Dzieci z Bullerbyn... współcześnie :)
(gumofilce przyszły same, może miały ochotę na omlet i mus aroniowy)

A w temacie dzieci... ehhh.. "Mamoooo, mamy nową przyjacióóóóółkęęę!"
Wiejskie dzieci, no cóż.
(przyjaciółka przy najbliższej okazji czmychnęła pod wiatę z drewnem w akompaniamencie mojego odetchnięcia. Nie boję się myszy -swego czasu miałam w domu szczury domowe, ale byłam jej wdzięczna, że nie zaprzyjaźniła się z moimi dziewczynkami na tyle, by zamieszkać w domu.
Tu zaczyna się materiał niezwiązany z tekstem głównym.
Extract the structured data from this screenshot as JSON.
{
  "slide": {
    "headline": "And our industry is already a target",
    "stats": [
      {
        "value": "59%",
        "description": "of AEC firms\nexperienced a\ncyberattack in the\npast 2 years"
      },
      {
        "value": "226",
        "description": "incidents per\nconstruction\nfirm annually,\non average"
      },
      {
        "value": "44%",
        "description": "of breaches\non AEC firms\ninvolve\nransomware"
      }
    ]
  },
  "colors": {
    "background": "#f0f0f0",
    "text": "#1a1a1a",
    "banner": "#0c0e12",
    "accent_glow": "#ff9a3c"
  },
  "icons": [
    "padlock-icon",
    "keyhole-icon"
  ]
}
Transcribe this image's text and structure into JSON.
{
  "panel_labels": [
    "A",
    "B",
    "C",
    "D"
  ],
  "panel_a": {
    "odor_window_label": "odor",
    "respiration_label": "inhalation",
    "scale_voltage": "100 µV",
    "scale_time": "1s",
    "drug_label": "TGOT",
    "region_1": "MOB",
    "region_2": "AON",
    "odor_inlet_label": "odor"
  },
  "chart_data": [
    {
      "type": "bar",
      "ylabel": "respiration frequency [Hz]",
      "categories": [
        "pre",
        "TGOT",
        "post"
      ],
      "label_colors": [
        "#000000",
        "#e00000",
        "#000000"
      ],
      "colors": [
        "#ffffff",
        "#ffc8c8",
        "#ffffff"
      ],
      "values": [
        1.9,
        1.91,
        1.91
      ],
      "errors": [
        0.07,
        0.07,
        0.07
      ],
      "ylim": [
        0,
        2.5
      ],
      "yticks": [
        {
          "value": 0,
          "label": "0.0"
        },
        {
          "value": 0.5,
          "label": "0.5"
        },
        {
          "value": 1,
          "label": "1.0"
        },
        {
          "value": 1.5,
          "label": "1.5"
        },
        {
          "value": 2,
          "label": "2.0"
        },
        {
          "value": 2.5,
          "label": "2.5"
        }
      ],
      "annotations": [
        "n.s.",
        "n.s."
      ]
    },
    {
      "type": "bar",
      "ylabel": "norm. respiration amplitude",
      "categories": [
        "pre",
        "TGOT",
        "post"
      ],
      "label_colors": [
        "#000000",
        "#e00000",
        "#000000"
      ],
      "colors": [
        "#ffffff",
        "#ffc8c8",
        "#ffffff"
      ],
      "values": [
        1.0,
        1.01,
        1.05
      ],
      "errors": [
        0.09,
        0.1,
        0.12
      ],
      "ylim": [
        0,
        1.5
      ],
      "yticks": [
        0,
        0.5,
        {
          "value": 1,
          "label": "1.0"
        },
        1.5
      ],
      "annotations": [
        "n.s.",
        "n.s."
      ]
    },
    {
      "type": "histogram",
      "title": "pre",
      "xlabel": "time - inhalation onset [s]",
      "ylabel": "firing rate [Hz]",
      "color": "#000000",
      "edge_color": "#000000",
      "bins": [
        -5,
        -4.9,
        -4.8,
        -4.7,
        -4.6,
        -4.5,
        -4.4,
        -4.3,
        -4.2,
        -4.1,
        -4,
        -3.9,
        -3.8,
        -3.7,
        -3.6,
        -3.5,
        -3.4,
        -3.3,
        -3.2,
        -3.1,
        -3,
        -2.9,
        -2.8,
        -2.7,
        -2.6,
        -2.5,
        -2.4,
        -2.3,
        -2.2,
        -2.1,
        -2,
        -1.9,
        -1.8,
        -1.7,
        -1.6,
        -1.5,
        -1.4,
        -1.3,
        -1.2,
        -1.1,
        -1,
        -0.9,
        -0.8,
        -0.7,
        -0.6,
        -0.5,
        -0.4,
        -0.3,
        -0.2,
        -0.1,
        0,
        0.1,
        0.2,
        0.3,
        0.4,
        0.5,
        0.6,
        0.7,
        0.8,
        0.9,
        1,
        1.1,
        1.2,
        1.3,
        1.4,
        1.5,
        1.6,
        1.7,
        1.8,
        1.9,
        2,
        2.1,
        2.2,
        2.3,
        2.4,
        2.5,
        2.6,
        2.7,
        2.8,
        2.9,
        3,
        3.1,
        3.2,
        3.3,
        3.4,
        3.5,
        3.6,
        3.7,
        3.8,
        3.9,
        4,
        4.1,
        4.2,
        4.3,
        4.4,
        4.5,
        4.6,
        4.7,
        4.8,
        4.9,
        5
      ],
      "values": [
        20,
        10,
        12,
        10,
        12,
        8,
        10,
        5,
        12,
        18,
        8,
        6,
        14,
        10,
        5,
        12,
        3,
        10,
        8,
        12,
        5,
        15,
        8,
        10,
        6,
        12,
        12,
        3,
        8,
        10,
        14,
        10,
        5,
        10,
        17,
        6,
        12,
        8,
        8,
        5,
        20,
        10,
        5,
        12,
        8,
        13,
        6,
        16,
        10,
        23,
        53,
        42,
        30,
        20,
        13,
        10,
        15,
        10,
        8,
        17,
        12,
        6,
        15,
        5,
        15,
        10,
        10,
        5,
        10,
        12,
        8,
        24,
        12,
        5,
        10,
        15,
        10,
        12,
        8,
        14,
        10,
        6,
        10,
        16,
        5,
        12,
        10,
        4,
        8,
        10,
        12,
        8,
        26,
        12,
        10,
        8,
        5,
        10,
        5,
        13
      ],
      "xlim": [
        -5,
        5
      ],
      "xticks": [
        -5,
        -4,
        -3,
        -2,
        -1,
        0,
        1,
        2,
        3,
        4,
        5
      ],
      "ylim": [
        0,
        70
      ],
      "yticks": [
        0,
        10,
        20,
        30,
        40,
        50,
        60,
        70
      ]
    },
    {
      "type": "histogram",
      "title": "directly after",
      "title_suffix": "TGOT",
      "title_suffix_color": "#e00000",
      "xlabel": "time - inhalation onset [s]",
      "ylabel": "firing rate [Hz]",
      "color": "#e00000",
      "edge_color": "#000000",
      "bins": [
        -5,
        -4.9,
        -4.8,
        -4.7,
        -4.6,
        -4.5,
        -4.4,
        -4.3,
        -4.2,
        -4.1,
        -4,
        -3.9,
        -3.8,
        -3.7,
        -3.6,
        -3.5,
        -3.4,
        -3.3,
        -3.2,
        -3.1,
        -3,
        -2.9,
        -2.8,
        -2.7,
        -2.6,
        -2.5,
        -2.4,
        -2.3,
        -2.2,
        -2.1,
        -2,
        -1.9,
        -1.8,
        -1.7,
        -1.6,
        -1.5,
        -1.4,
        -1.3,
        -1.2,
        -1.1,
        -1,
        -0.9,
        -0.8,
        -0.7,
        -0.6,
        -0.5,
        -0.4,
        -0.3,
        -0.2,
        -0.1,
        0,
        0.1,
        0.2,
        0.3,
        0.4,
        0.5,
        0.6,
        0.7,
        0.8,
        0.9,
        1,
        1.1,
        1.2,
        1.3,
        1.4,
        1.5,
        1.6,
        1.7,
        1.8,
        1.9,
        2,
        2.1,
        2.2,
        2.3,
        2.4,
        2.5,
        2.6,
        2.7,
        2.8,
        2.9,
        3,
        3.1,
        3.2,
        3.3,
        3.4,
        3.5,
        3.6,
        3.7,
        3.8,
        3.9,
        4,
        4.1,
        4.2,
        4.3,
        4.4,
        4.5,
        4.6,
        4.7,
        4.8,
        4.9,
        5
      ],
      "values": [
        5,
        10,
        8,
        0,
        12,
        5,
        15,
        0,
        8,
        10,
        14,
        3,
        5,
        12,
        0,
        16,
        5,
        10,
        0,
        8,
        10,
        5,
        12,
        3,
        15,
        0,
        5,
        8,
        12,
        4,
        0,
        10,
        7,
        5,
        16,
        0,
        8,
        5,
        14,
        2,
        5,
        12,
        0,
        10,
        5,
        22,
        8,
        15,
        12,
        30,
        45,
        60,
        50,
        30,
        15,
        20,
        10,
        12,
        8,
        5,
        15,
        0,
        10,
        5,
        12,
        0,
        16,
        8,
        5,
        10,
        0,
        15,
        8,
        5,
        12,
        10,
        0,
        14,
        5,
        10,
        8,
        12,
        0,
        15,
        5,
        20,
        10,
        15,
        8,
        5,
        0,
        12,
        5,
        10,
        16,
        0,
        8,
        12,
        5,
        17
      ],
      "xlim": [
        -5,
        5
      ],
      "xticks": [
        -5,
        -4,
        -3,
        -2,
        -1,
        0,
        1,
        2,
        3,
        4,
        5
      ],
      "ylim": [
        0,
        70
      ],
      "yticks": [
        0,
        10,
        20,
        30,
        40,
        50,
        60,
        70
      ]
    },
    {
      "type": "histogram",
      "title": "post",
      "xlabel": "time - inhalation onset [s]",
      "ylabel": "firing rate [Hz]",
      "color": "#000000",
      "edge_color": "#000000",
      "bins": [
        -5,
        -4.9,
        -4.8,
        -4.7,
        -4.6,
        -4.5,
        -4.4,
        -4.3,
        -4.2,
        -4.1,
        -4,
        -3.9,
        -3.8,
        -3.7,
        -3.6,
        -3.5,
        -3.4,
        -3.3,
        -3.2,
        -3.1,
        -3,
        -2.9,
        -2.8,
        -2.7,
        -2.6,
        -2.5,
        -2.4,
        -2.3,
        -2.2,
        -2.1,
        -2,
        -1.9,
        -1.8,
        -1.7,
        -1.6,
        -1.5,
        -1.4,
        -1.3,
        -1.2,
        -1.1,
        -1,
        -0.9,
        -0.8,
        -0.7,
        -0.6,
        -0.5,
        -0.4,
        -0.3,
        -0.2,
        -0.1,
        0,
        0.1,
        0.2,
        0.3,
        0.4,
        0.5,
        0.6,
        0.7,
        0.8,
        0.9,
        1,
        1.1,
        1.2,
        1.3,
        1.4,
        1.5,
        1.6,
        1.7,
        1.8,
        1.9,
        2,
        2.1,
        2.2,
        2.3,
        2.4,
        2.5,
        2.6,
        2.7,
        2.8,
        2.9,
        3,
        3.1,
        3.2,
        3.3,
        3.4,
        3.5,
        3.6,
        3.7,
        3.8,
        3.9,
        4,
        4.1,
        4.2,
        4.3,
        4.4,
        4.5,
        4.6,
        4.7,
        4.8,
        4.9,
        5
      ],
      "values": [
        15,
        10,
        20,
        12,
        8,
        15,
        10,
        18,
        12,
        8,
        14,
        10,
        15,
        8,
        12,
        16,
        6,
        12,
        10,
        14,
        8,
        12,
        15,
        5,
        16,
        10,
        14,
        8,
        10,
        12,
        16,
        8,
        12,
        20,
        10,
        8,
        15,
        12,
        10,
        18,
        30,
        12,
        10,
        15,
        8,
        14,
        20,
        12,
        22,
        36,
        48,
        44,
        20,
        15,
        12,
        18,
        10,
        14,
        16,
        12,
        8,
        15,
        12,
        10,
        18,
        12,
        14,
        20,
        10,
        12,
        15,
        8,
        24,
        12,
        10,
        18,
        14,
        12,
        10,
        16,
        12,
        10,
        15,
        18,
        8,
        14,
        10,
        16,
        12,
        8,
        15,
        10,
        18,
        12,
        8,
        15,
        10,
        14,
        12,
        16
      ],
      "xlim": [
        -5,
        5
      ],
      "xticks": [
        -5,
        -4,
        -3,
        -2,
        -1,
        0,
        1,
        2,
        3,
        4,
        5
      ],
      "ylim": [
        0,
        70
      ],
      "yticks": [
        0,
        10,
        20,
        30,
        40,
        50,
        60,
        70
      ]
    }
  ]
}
A cztery małe rączki zostały porządnie mydłem wyszorowane. Niemniej jednak przygoda była.)

Zbieram zioła. Tu znalazłam przetacznik leśny.





A tu już w mojej kuchni :))

Zapiecek wygląda podobnie.

Zabrakło zdjęć kózelek. Nadrobię to, aj promys :)

Pozdrawiam słonecznie.

piątek, 22 maja 2015

pierwszy ser :) tylko dziurki gdzieś se polazły ;)
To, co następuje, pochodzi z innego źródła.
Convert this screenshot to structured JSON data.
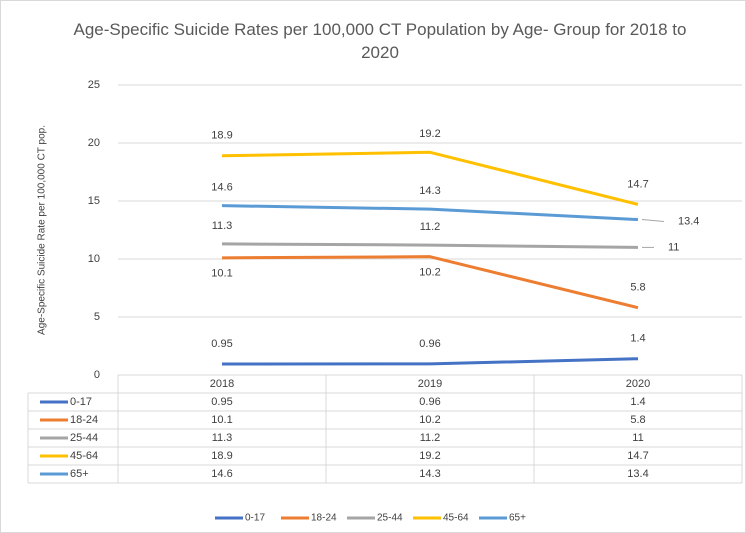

Biłam się z myślami. Z czarnuszką? -myślę. A może suszone pomidory?
I w końcu stanęło na żurawinie. Choć - z czarnuszkowego mleka.
Tak, z czarnuszkowego.
Bo mleko miałam głównie od Czarnuszki.

Ach! Toż ja Wam Czarnuszki jeszcze nie przedstawiłam!
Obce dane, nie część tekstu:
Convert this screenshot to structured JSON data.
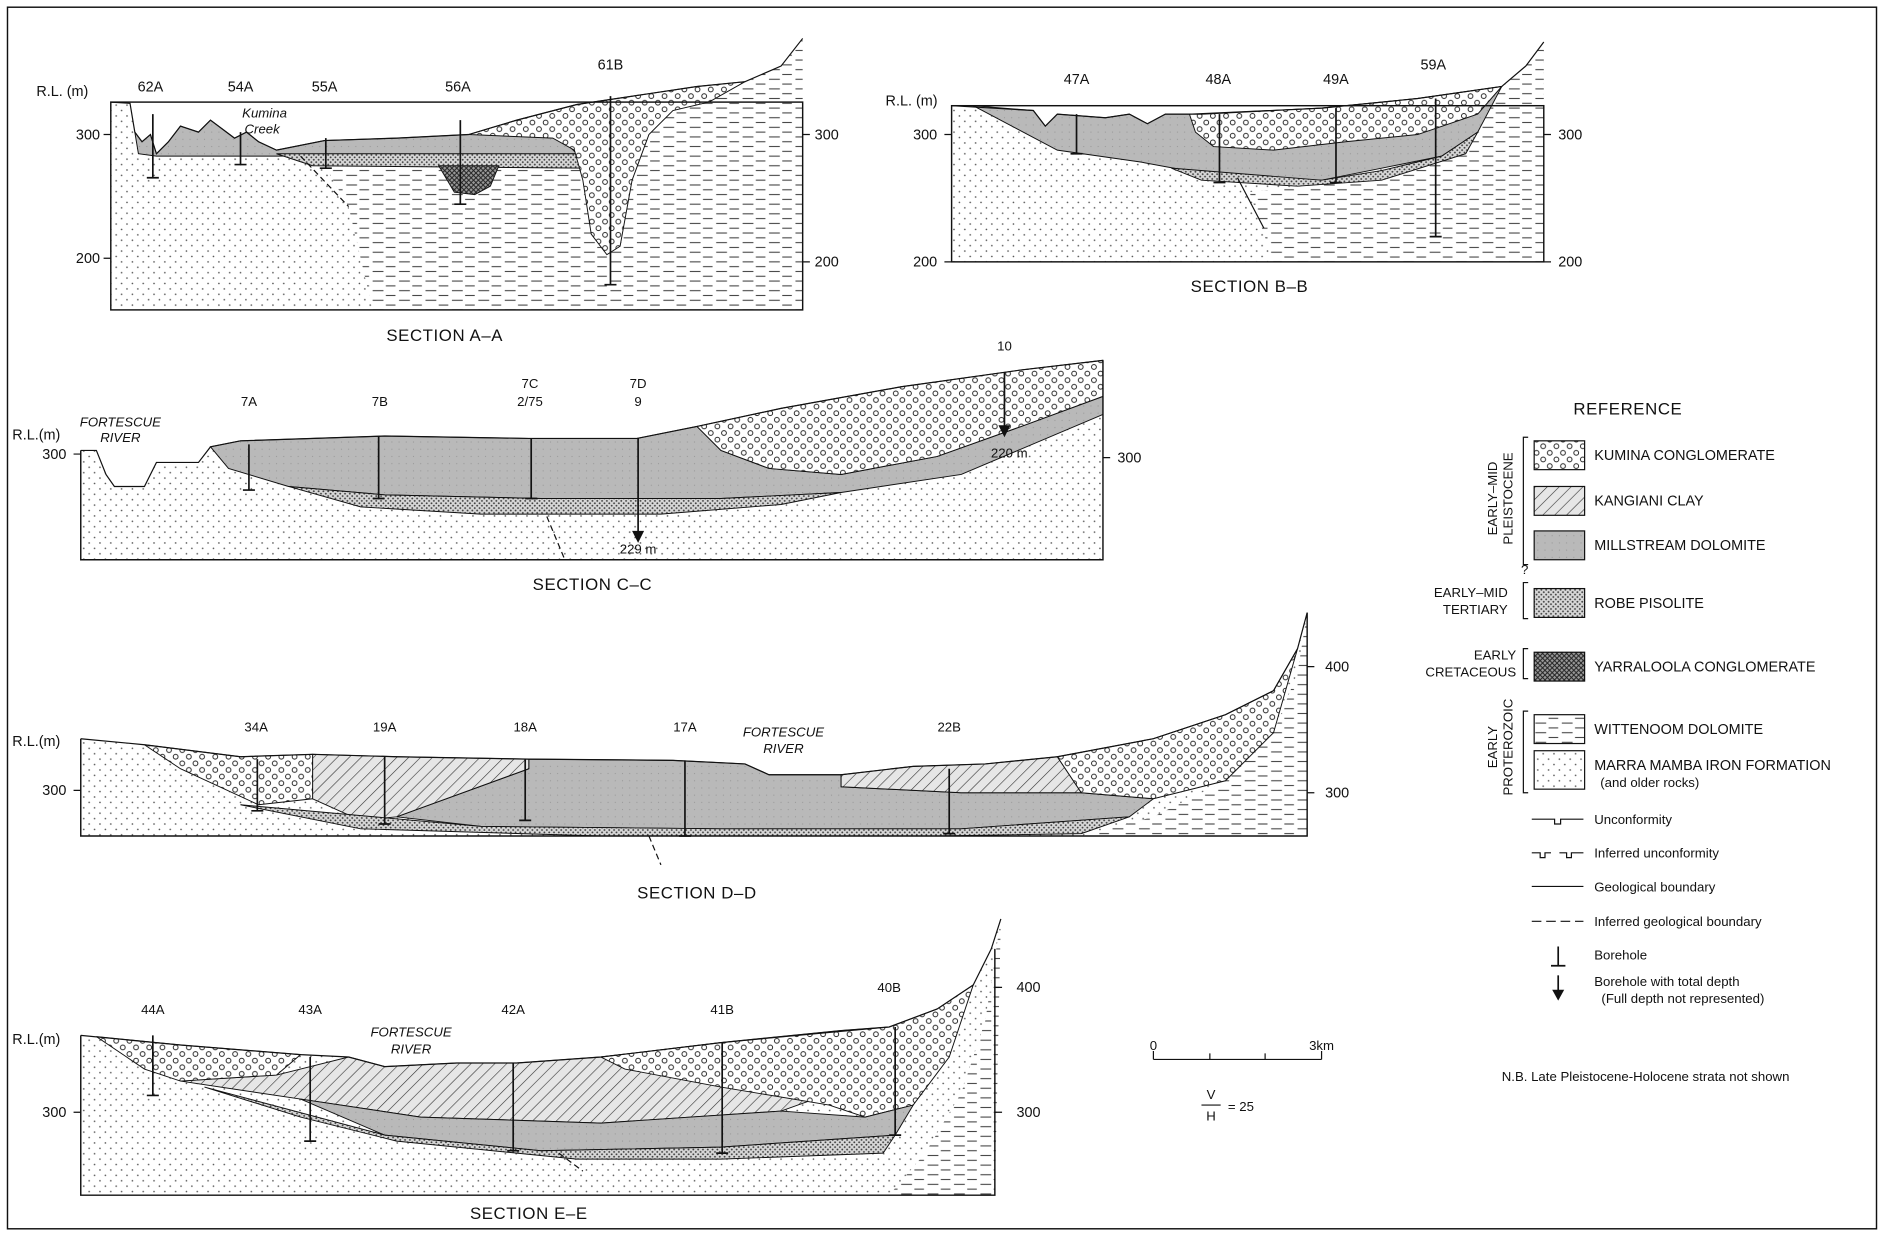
{
  "sections": [
    {
      "title": "SECTION A–A",
      "rl_label": "R.L. (m)",
      "left_ticks": [
        300,
        200
      ],
      "right_ticks": [
        300,
        200
      ],
      "boreholes": [
        "62A",
        "54A",
        "55A",
        "56A",
        "61B"
      ],
      "place": [
        "Kumina",
        "Creek"
      ]
    },
    {
      "title": "SECTION B–B",
      "rl_label": "R.L. (m)",
      "left_ticks": [
        300,
        200
      ],
      "right_ticks": [
        300,
        200
      ],
      "boreholes": [
        "47A",
        "48A",
        "49A",
        "59A"
      ]
    },
    {
      "title": "SECTION C–C",
      "rl_label": "R.L.(m)",
      "left_ticks": [
        300
      ],
      "right_ticks": [
        300
      ],
      "boreholes": [
        {
          "label": "7A"
        },
        {
          "label": "7B"
        },
        {
          "label": "7C",
          "sub": "2/75"
        },
        {
          "label": "7D",
          "sub": "9",
          "depth": "229 m"
        },
        {
          "label": "10",
          "depth": "220 m"
        }
      ],
      "river": [
        "FORTESCUE",
        "RIVER"
      ]
    },
    {
      "title": "SECTION D–D",
      "rl_label": "R.L.(m)",
      "left_ticks": [
        300
      ],
      "right_ticks": [
        400,
        300
      ],
      "boreholes": [
        "34A",
        "19A",
        "18A",
        "17A",
        "22B"
      ],
      "river": [
        "FORTESCUE",
        "RIVER"
      ]
    },
    {
      "title": "SECTION E–E",
      "rl_label": "R.L.(m)",
      "left_ticks": [
        300
      ],
      "right_ticks": [
        400,
        300
      ],
      "boreholes": [
        "44A",
        "43A",
        "42A",
        "41B",
        "40B"
      ],
      "river": [
        "FORTESCUE",
        "RIVER"
      ]
    }
  ],
  "legend": {
    "title": "REFERENCE",
    "ages": [
      {
        "lines": [
          "EARLY–MID",
          "PLEISTOCENE"
        ],
        "units": [
          "KUMINA CONGLOMERATE",
          "KANGIANI CLAY",
          "MILLSTREAM DOLOMITE"
        ]
      },
      {
        "lines": [
          "EARLY–MID",
          "TERTIARY"
        ],
        "units": [
          "ROBE PISOLITE"
        ]
      },
      {
        "lines": [
          "EARLY",
          "CRETACEOUS"
        ],
        "units": [
          "YARRALOOLA CONGLOMERATE"
        ]
      },
      {
        "lines": [
          "EARLY",
          "PROTEROZOIC"
        ],
        "units": [
          "WITTENOOM DOLOMITE",
          "MARRA MAMBA IRON FORMATION"
        ],
        "unit_note": "(and older rocks)"
      }
    ],
    "uncertain": "?",
    "symbols": [
      "Unconformity",
      "Inferred unconformity",
      "Geological boundary",
      "Inferred geological boundary",
      "Borehole"
    ],
    "depth_symbol": [
      "Borehole with total depth",
      "(Full depth not represented)"
    ],
    "note": "N.B.   Late Pleistocene-Holocene strata not shown"
  },
  "scale": {
    "start": "0",
    "end": "3km",
    "ratio_top": "V",
    "ratio_bottom": "H",
    "ratio_value": "= 25"
  }
}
Proszę bardzo, we własnej koziej osobie.
 
 

A tego kozła pamiętacie? Jakoś nie udaje nam się rozstać :)
 
 
 
 
 
ale o czym to ja...?
Acha! o serze!

No właśnie czarnuszkowy ser z żurawiną! Ta dam!
(tylko że dziurki nie wyszły... ale to pierwszy dopiero.. no i w sumie zjadł się, zanim zdążył zesłonieć :) nawet nie wspominam o dojrzewaniu...)





 
 

Dużo zdjęć, ale cóż, to pierwszy ser podpuszczkowy, należy mu się :)

Pozdrawiam!!


niedziela, 17 maja 2015

bzy bzy czyli: Mucha w grochy #2...

i tym razem na dodatek broszka!
A poza tym:
1. na zapiecku mieszkają znów kurczaki, 9 puszków turla się po wyścielonym siankiem i słomą kartonie.
2. w spiżarce pojawiły się pierwsze słoiki (syrop sosonowy i mniszkowy) a na półeczkach pierwsze ziółka.
3. wczoraj zrobiłam swój debiutancki kozi serek topiony i mniaaaammmm... nie pytajcie, gdzie zdjęcia... w takich momentach nie myśli się o archiwizacji... Poza tym już pracuje Tybuś (grzybek tyb.), a w lodówie zawsze gotowy jogurt domowy smaczny i zdrowy.
4. njusy z zagrody - Brylek nadepnął Perełce na nogę, ale tylko ją przygniótł, więc jest ok; Czaruś zaczyna kumać, o co chodzi z tymi klejnotami, których nie posiada żadna inna koza w stadzie... więc pewnie czas będzie się wkrótce pożegnać...; Jagodzia podskoczyła w hierarchii stada i teraz gnębi nowo przybyłą Czarnuszkę, ach te kozy...; łąka za stodołą jest wreszcie ogrodzona, ma nawet piękna nową bramkę, więc kózie łażą po trawie, dzięki czemu mieszkam w krainie mlekiem (no niestety miodu brak) płynącej, jupi! Zaczynam zatem eksperymentować z serami.
5. poza tym coś się u nas wykluwa i mam podejrzenia, że to może być ospa... więc znów będę uziemiona na kilka tygodni.
6. i na koniec, bardzo dziękuję Skarpecie za wsparcie w zakupie siana i owsa. Mam nadzieję zrewanżować się wkrótce i zrobić w końcu jakieś fanty, co by fundusz ten zasiliły, a i oczy czyjeś i serce ucieszyły :))
<3

Jagodzia i Perełka (jeszcze trawa niewielka)
 Godzina 6 rano - przyłapany na gorącym uczynku...
 Kwoczka :)
 Podczas sprzątania.

Pozdrawiam Was wszystkich ciepło.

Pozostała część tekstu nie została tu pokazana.